A. Qadim Haqq is a Detroit based illustrator, futurist, and the founder of Third Earth Visual Arts. Haqq’s artworks can be seen all over the world on classic Detroit Techno record labels such as Transmat and Underground Resistance. Most recently, he released a 76-page graphic novel entitled “The Book of Drexciya” that explores the Afrofuturist mythology envisioned by James Stinson and Gerald Donald.
Dopplereffekt are one of the most mysterious, thrilling and consistently challenging entities in electronic music. Originated by Gerald Donald, one-half of Drexciya and responsible for era-defining releases under a variety of enigmatic aliases, the current iteration of the group includes Donald and fellow explorer To-Nhan. Together, the pair’s razor-sharp production and a peerless capacity for transportive soundscapes are as likely to reference concepts embedded in physics and biology as they are capable of moving crowded dancefloors. Dopplereffekt inhabit a unique contemporary sonic world, with a restless creativity and intense commitment to carving out their own musical space.
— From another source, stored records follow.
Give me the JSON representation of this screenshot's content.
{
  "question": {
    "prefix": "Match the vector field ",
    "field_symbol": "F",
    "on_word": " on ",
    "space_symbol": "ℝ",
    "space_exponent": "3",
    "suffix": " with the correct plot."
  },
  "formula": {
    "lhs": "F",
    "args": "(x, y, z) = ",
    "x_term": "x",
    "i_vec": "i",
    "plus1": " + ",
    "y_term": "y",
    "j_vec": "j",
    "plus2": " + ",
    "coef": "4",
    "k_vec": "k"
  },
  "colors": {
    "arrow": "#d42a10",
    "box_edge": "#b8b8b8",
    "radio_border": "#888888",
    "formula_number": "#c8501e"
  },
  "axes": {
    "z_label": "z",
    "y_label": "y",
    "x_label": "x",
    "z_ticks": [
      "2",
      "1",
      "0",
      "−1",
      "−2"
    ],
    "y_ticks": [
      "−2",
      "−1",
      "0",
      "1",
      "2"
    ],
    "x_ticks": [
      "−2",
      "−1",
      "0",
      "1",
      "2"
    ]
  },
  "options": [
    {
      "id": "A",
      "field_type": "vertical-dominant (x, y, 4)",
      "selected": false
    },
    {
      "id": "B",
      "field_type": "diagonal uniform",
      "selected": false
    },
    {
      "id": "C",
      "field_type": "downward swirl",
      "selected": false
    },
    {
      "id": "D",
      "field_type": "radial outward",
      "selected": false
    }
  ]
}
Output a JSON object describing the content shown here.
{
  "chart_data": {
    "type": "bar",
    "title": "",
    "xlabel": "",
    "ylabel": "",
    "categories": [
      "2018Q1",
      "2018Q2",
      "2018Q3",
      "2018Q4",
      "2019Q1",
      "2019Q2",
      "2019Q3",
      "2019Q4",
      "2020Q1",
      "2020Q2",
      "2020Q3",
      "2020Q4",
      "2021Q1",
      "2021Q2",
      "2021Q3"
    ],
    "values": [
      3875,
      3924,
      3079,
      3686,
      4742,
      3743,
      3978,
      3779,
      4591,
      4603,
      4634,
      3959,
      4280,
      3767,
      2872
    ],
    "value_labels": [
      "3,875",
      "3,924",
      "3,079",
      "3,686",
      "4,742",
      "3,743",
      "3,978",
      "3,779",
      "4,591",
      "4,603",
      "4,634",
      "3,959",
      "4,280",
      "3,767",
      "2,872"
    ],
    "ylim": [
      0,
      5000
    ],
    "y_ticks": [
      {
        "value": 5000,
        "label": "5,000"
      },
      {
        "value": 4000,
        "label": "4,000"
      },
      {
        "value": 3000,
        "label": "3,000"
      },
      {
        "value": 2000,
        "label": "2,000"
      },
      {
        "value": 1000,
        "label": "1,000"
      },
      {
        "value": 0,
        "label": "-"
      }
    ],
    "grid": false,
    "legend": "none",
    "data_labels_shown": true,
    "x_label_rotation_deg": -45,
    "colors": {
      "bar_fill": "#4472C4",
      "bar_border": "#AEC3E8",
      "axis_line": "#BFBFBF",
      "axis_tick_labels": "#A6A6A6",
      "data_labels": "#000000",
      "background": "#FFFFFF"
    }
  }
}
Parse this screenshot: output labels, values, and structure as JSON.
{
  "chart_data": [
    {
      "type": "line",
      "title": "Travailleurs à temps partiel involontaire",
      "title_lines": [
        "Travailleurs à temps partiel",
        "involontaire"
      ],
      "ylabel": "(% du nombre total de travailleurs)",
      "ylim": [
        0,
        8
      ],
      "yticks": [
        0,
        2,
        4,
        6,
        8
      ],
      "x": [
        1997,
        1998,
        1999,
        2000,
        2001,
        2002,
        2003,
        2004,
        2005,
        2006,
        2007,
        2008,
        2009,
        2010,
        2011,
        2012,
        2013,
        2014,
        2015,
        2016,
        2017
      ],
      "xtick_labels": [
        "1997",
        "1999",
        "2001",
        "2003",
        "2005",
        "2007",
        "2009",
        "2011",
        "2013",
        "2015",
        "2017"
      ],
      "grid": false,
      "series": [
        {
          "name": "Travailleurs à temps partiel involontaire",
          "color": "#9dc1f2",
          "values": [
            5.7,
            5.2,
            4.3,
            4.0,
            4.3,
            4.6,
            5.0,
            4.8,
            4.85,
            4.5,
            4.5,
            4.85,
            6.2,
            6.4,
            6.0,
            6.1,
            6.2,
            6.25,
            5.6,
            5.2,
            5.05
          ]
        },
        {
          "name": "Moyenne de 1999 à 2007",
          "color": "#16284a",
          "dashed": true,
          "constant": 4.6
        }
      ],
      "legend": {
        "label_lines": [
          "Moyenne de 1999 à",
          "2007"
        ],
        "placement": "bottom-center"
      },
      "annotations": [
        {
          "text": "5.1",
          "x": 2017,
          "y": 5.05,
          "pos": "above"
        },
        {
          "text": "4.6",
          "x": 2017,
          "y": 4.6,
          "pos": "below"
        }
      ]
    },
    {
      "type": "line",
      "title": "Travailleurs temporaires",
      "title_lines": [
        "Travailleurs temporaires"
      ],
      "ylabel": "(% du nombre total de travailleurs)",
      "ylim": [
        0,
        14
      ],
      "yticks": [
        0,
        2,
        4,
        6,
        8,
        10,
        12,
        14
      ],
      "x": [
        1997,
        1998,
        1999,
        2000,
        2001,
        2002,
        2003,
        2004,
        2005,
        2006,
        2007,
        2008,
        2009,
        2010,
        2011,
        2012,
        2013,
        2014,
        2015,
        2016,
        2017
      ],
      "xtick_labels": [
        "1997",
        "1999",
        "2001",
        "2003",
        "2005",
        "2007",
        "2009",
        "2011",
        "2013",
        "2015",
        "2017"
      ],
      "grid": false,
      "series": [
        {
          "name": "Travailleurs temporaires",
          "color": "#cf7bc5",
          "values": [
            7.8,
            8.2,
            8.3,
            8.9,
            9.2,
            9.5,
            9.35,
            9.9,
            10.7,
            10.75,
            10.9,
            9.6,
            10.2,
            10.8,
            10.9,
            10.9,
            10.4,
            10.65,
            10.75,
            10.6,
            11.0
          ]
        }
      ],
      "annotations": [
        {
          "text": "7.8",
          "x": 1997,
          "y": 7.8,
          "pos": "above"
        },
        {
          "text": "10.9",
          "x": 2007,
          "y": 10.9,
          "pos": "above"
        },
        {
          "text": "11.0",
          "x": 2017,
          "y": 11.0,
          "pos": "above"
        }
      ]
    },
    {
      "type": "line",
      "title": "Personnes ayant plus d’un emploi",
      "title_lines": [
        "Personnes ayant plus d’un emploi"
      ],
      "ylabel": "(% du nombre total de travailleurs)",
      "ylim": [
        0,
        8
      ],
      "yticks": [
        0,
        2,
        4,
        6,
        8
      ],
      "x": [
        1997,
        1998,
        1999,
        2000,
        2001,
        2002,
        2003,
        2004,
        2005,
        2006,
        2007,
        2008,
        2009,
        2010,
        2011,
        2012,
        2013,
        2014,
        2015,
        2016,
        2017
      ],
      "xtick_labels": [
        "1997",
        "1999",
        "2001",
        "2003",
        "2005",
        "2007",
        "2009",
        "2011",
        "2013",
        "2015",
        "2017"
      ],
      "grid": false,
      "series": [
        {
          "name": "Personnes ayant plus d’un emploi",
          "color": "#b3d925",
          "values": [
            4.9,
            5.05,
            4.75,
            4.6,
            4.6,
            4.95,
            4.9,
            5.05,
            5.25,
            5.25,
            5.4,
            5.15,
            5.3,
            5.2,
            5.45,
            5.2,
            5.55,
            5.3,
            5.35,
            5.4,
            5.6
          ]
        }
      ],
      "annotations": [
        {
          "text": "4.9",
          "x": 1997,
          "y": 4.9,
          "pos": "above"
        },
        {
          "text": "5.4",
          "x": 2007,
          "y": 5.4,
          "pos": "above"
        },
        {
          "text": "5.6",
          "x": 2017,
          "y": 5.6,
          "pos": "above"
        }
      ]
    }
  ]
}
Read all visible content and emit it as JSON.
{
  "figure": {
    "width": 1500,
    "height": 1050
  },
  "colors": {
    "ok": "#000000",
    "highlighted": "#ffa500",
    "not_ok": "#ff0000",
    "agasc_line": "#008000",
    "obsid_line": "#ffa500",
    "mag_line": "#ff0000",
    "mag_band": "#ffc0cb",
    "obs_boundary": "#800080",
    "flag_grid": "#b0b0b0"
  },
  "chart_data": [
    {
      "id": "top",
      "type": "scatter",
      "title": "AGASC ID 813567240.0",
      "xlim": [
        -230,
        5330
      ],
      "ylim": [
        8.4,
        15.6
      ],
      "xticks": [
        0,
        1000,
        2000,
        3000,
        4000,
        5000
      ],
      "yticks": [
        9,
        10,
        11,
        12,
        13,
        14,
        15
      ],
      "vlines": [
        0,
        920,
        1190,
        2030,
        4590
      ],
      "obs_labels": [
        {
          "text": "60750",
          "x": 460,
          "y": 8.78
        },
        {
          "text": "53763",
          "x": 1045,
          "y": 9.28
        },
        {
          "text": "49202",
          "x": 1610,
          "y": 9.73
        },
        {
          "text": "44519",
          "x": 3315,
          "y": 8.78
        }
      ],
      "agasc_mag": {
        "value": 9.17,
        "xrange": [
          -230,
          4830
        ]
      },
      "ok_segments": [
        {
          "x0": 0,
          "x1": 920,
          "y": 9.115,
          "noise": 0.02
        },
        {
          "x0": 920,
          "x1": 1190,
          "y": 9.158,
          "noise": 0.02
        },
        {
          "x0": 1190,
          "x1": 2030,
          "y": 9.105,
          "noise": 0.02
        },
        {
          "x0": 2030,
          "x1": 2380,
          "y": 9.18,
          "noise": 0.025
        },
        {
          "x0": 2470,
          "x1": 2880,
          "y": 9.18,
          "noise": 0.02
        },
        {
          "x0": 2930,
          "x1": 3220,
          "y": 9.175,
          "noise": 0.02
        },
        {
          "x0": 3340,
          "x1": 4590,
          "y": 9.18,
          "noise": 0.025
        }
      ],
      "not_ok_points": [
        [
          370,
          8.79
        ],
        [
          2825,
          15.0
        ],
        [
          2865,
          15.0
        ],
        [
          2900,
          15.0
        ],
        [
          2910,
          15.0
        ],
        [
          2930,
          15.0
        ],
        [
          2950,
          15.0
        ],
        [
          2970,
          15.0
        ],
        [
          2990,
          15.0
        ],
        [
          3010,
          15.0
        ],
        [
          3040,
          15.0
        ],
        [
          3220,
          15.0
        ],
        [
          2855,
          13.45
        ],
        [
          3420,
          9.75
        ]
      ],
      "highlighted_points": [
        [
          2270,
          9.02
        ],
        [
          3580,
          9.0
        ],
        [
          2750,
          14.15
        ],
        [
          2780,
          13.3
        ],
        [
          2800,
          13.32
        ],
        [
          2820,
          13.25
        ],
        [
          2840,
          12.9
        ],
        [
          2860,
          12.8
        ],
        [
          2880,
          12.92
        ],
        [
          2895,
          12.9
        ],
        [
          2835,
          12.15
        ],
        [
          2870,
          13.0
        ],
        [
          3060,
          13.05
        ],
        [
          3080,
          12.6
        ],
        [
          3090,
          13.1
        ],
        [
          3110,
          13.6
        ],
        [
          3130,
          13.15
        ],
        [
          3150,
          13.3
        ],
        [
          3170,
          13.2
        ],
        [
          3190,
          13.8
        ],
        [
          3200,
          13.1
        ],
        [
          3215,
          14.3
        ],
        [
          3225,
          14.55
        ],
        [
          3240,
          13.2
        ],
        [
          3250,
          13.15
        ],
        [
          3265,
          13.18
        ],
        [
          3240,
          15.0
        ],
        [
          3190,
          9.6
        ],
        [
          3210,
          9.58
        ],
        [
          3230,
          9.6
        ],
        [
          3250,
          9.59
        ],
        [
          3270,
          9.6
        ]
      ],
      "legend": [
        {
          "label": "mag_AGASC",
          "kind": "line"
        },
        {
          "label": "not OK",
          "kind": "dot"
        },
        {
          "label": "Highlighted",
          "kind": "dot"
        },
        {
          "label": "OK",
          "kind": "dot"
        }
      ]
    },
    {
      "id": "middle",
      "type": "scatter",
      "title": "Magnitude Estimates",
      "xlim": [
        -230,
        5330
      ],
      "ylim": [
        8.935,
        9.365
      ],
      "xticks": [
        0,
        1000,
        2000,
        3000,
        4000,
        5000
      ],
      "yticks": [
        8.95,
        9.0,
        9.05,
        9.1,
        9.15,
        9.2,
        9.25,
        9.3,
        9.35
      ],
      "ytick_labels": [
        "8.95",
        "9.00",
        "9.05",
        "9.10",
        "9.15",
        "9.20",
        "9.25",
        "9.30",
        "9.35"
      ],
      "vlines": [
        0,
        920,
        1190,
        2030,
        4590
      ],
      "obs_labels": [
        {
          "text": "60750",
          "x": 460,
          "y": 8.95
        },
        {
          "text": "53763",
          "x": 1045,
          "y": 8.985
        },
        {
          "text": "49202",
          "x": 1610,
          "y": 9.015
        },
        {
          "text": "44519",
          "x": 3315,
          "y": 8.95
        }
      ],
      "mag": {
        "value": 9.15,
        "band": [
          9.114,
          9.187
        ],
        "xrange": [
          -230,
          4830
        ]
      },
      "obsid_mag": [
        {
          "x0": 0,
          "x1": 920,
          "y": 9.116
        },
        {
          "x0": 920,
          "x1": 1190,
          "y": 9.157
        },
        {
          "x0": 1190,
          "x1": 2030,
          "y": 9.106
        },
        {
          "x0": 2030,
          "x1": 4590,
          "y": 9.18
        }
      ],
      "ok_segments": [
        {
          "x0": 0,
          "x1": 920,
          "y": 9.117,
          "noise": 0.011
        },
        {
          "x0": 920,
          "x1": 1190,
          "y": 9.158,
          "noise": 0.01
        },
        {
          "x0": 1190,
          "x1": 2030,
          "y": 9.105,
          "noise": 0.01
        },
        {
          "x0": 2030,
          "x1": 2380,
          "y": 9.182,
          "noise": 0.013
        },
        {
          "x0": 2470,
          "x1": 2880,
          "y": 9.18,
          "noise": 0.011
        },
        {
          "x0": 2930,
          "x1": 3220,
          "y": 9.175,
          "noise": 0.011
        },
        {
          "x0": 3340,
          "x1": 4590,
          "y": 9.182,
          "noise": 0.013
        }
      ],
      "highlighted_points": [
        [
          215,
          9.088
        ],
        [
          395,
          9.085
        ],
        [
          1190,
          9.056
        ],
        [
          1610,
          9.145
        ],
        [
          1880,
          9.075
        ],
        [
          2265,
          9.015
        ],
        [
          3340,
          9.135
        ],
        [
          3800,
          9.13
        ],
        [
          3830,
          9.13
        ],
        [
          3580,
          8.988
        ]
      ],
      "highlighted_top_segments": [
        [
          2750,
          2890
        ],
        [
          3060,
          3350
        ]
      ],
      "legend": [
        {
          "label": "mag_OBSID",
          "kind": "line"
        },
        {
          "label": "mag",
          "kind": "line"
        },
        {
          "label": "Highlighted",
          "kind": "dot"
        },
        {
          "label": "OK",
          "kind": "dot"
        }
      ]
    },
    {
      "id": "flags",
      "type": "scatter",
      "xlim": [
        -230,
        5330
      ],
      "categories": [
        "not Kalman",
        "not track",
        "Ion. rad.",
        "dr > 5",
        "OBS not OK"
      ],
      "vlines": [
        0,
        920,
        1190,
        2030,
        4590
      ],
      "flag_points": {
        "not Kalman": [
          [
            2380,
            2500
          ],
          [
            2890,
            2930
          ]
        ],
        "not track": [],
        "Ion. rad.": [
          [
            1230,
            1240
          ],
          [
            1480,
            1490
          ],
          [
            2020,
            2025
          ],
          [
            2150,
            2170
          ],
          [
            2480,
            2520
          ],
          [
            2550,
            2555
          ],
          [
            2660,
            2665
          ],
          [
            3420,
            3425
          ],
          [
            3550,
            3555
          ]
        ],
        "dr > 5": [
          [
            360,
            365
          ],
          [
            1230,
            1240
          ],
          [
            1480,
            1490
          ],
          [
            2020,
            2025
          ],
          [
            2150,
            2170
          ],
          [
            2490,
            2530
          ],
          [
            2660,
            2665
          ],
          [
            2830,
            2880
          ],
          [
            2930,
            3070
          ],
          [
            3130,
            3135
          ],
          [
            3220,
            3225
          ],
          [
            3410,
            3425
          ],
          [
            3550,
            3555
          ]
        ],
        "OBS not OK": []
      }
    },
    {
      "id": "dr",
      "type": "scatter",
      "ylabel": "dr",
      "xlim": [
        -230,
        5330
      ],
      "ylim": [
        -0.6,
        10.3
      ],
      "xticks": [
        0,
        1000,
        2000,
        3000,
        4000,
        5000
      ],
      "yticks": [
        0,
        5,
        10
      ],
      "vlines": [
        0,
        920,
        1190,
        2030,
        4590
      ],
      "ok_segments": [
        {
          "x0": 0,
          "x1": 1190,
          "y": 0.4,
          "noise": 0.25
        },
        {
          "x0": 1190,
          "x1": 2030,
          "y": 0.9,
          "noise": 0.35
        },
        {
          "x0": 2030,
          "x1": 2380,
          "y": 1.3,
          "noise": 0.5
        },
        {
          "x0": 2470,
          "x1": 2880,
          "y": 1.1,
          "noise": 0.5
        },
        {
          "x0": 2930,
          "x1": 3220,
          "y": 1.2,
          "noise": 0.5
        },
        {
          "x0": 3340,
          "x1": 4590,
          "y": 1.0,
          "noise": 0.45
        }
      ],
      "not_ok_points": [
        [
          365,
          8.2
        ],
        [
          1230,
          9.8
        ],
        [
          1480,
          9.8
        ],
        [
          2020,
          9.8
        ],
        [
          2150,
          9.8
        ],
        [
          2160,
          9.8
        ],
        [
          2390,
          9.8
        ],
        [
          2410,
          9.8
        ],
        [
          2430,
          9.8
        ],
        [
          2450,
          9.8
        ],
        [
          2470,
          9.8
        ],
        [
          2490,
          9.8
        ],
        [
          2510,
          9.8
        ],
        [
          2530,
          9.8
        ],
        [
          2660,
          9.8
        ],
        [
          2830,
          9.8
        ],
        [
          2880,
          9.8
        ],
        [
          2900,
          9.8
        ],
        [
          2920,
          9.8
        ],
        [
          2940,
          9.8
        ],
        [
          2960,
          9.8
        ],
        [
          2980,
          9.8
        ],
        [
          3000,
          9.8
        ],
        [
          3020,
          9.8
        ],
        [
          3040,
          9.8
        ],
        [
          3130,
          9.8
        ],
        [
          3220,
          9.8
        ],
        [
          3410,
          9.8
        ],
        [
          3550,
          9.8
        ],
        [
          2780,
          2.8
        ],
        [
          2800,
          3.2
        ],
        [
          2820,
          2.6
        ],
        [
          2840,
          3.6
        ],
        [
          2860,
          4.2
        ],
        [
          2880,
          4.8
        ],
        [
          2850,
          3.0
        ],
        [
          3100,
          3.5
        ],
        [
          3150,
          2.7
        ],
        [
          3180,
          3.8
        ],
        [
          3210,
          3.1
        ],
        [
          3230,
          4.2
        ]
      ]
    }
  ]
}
DeForrest Brown, Jr. is a New York-based theorist, journalist, and curator. He produces digital audio and extended media as Speaker Music and is a representative of the Make Techno Black Again campaign. His work explores the links between Black experience in industrialized labor systems and Black innovation in electronic music. On Juneteenth of 2020, he released the album Black Nationalist Sonic Weaponry on Planet Mu, and Primary Information will publish his first book Assembling a Black Counter Culture in 2021.